My 10-year-old son, Cylus, was diagnosed with High Risk MYCN amplified Neuroblastoma in 2025. Within a year, his condition worsened drastically. He lost his ability to walk, his potential to have children, his hearing, and the function of his face, limbs, and bowels. Tragically, Cylus passed away at just 10 years old in March 2026. This experience has highlighted the critical need for more effective treatments and research for Neuroblastoma. We currently face a dire situation where limited treatment options come with devastating lifelong side effects and an increased risk of secondary cancers.

Childhood cancer research receives only 4% of federal funding, a woefully inadequate amount given the severity and impact of these diseases on our most vulnerable population. Neuroblastoma, a cancer that primarily affects infants and young children, is in desperate need of more research to enhance treatment options and reduce the harsh consequences currently faced by young patients.

Increasing the funding allocation from 4% to 8% is essential for significant advancements in treatments, specifically for underserved childhood cancers like Neuroblastoma. With more resources, we can invest in innovative research to discover new treatments that are less toxic and more effective.

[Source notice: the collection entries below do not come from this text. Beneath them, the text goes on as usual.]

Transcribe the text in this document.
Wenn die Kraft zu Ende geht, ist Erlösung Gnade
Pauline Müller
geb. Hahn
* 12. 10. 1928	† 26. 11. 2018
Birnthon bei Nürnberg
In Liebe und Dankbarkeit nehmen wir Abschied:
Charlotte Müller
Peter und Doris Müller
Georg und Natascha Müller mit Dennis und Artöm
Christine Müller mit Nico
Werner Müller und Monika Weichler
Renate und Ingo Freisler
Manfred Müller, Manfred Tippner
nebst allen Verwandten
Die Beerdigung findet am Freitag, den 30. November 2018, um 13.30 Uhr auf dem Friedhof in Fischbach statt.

This increased funding could also support the development of targeted therapies that could improve survival rates and quality of life for children diagnosed with Neuroblastoma.

Let's stand together to advocate for our children, who deserve the chance for a healthier future. No more families should endure the loss and suffering we experienced with Cylus. By signing this petition, you are helping to push for necessary changes in the allocation of federal funds to research pediatric cancers. Let's ensure that our children have a fighting chance by advancing Neuroblastoma research and securing better health outcomes for the youngest among us. Sign this petition and be a part of the change that our children desperately need.